2019-08-26 08:18
Yesterday pickup up a bit in the afternoon. I managed to get my old blog site converted into a static site. It's all just html files with images moved to S3. This simplifies the whole thing quite a lot. I can remove php and mysql from the server. Now I just need to get this journal site finished.
Late in the afternoon I watched Paul Schrader's First Reformed (2018), another movie that was on a bunch of best of year lists. I was moved and impressed and occasionally disturbed by it. Beautifully filmed (a few times the camera lingers on empty rooms like an Ozu movie), and Ethan Hawke was very good in it. It was also interesting to see Amanda Seyfried in a role that didn't involve her being dead saying "Veronica" all the time. It is probably the only movie I've seen that dealt with existential dispair in the face of climate change.

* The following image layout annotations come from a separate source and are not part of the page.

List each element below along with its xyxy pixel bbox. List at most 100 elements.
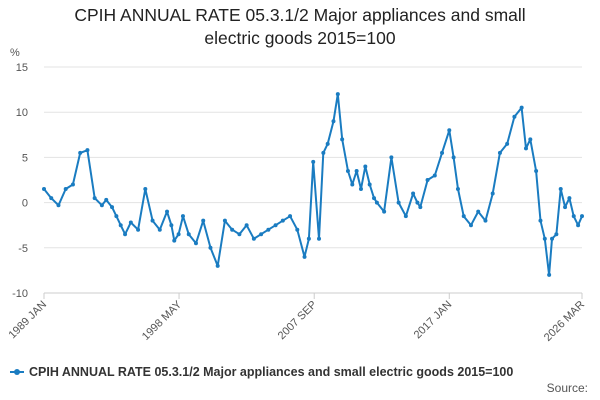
data-point[interactable] <box>169 223 174 228</box>
data-point[interactable] <box>340 137 345 142</box>
data-point[interactable] <box>461 214 466 219</box>
data-point[interactable] <box>358 187 363 192</box>
data-point[interactable] <box>389 155 394 160</box>
data-point[interactable] <box>411 191 416 196</box>
data-point[interactable] <box>580 214 584 219</box>
data-point[interactable] <box>302 254 307 259</box>
data-point[interactable] <box>567 196 572 201</box>
data-point[interactable] <box>372 196 377 201</box>
data-point[interactable] <box>505 141 510 146</box>
data-point[interactable] <box>193 241 198 246</box>
data-point[interactable] <box>550 236 555 241</box>
legend-label: CPIH ANNUAL RATE 05.3.1/2 Major applianc… <box>29 365 514 379</box>
data-point[interactable] <box>230 227 235 232</box>
data-point[interactable] <box>403 214 408 219</box>
data-point[interactable] <box>280 218 285 223</box>
data-point[interactable] <box>490 191 495 196</box>
data-point[interactable] <box>519 105 524 110</box>
data-point[interactable] <box>104 197 109 202</box>
data-point[interactable] <box>497 150 502 155</box>
chart-title-line-2: electric goods 2015=100 <box>204 28 396 48</box>
data-point[interactable] <box>528 137 533 142</box>
data-point[interactable] <box>180 214 185 219</box>
data-point[interactable] <box>354 168 359 173</box>
data-point[interactable] <box>56 203 61 208</box>
data-point[interactable] <box>363 164 368 169</box>
data-point[interactable] <box>201 218 206 223</box>
data-point[interactable] <box>176 232 181 237</box>
data-point[interactable] <box>542 236 547 241</box>
data-point[interactable] <box>295 227 300 232</box>
data-point[interactable] <box>136 227 141 232</box>
data-point[interactable] <box>317 236 322 241</box>
data-point[interactable] <box>165 209 170 214</box>
data-point[interactable] <box>432 173 437 178</box>
data-point[interactable] <box>512 114 517 119</box>
data-point[interactable] <box>244 223 249 228</box>
data-point[interactable] <box>150 218 155 223</box>
data-point[interactable] <box>78 150 83 155</box>
source-label: Source: <box>546 381 588 395</box>
data-point[interactable] <box>92 196 97 201</box>
data-point[interactable] <box>237 232 242 237</box>
data-point[interactable] <box>563 205 568 210</box>
data-point[interactable] <box>172 238 177 243</box>
data-point[interactable] <box>476 209 481 214</box>
data-point[interactable] <box>447 128 452 133</box>
data-point[interactable] <box>143 187 148 192</box>
data-point[interactable] <box>118 223 123 228</box>
data-point[interactable] <box>157 227 162 232</box>
data-point[interactable] <box>215 263 220 268</box>
data-point[interactable] <box>331 119 336 124</box>
data-point[interactable] <box>335 92 340 97</box>
data-point[interactable] <box>396 200 401 205</box>
data-point[interactable] <box>554 232 559 237</box>
x-tick-label: 2026 MAR <box>542 299 587 344</box>
data-point[interactable] <box>345 168 350 173</box>
data-point[interactable] <box>382 209 387 214</box>
data-point[interactable] <box>208 245 213 250</box>
data-point[interactable] <box>49 196 54 201</box>
data-point[interactable] <box>571 214 576 219</box>
data-point[interactable] <box>85 148 90 153</box>
data-point[interactable] <box>415 200 420 205</box>
data-point[interactable] <box>70 182 75 187</box>
data-point[interactable] <box>374 200 379 205</box>
data-point[interactable] <box>483 218 488 223</box>
data-point[interactable] <box>418 205 423 210</box>
data-point[interactable] <box>128 220 133 225</box>
data-point[interactable] <box>468 223 473 228</box>
data-point[interactable] <box>222 218 227 223</box>
data-point[interactable] <box>311 159 316 164</box>
data-point[interactable] <box>576 223 581 228</box>
data-point[interactable] <box>534 168 539 173</box>
data-point[interactable] <box>440 150 445 155</box>
data-point[interactable] <box>523 146 528 151</box>
data-point[interactable] <box>259 232 264 237</box>
data-point[interactable] <box>123 232 128 237</box>
data-point[interactable] <box>451 155 456 160</box>
data-point[interactable] <box>321 150 326 155</box>
chart-legend[interactable]: CPIH ANNUAL RATE 05.3.1/2 Major applianc… <box>10 364 513 380</box>
data-point[interactable] <box>251 236 256 241</box>
data-point[interactable] <box>325 141 330 146</box>
data-point[interactable] <box>186 232 191 237</box>
data-point[interactable] <box>99 203 104 208</box>
data-point[interactable] <box>288 214 293 219</box>
data-point[interactable] <box>350 182 355 187</box>
legend-swatch <box>10 365 24 379</box>
data-point[interactable] <box>425 178 430 182</box>
data-point[interactable] <box>558 187 563 192</box>
data-point[interactable] <box>114 214 119 219</box>
data-point[interactable] <box>110 205 115 210</box>
data-point[interactable] <box>306 236 311 241</box>
data-point[interactable] <box>455 187 460 192</box>
data-point[interactable] <box>367 182 372 187</box>
data-point[interactable] <box>547 272 552 277</box>
data-point[interactable] <box>266 227 271 232</box>
data-point[interactable] <box>63 187 68 192</box>
data-point[interactable] <box>42 187 46 192</box>
data-point[interactable] <box>538 218 543 223</box>
data-point[interactable] <box>273 223 278 228</box>
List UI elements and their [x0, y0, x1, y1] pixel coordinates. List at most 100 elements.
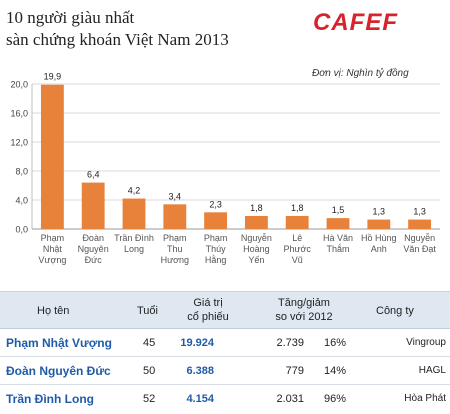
x-tick-label-line: Phước — [283, 244, 311, 254]
cafef-logo: CAFEF — [313, 9, 398, 33]
y-tick-label: 4,0 — [15, 196, 28, 206]
row-name: Phạm Nhật Vượng — [6, 336, 112, 350]
x-tick-label-line: Văn Đạt — [403, 244, 436, 254]
x-tick-label: Trần Đình Long — [114, 233, 154, 254]
x-tick-label-line: Đức — [85, 255, 103, 265]
x-tick-label-line: Nguyên — [78, 244, 109, 254]
x-tick-label: Hà Văn Thắm — [323, 233, 353, 254]
data-label: 2,3 — [209, 199, 222, 209]
bar — [244, 215, 268, 229]
x-tick-label-line: Thu — [167, 244, 183, 254]
x-tick-label: Nguyễn Văn Đạt — [403, 233, 436, 254]
data-label: 19,9 — [44, 72, 62, 82]
x-tick-label-line: Anh — [371, 244, 387, 254]
row-change: 2.031 — [276, 393, 304, 405]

The whole plot kicks into gear by a young man, an environmental activist, who finds out his wife is pregnant, and he just can't get his head around the idea of having a child who will be his age at a point when scientists are predicting all these awful things happening to the climate/environment/world. I don't feel like I see that addressed often, but I also may just not be watching for it. I've long chosen to not have children, but it's certainly something I've thought about in relation to people having children. The movie falters more thematically as it goes on, because it seems to skirt around the idea of action in the face of this environmental despair. There is sort of a tense suspenseful element around terroristic activity, which moves the plot but doesn't really offer any alternatives of action. Ethan Hawke's character is dying, so it's like he can only see dying as a path to action, which is very wrapped up in his religion (he's a Protestant reverend of some kind). But then the movies end as a kind of... love story... very abruptly... lots of abruptly ending movies lately.
For lighter fair Lianne and I watched I Married a Witch (1942) with Veronica Lake. A goofy comedy, but for some reason I always enjoy watching Lake. She's one of those old movie stars that draws my consistent attention, though I'm not sure I can say exactly why. Certainly she is attractive, but also there is often an insouciance to her characters, a slyness, a that is engaging.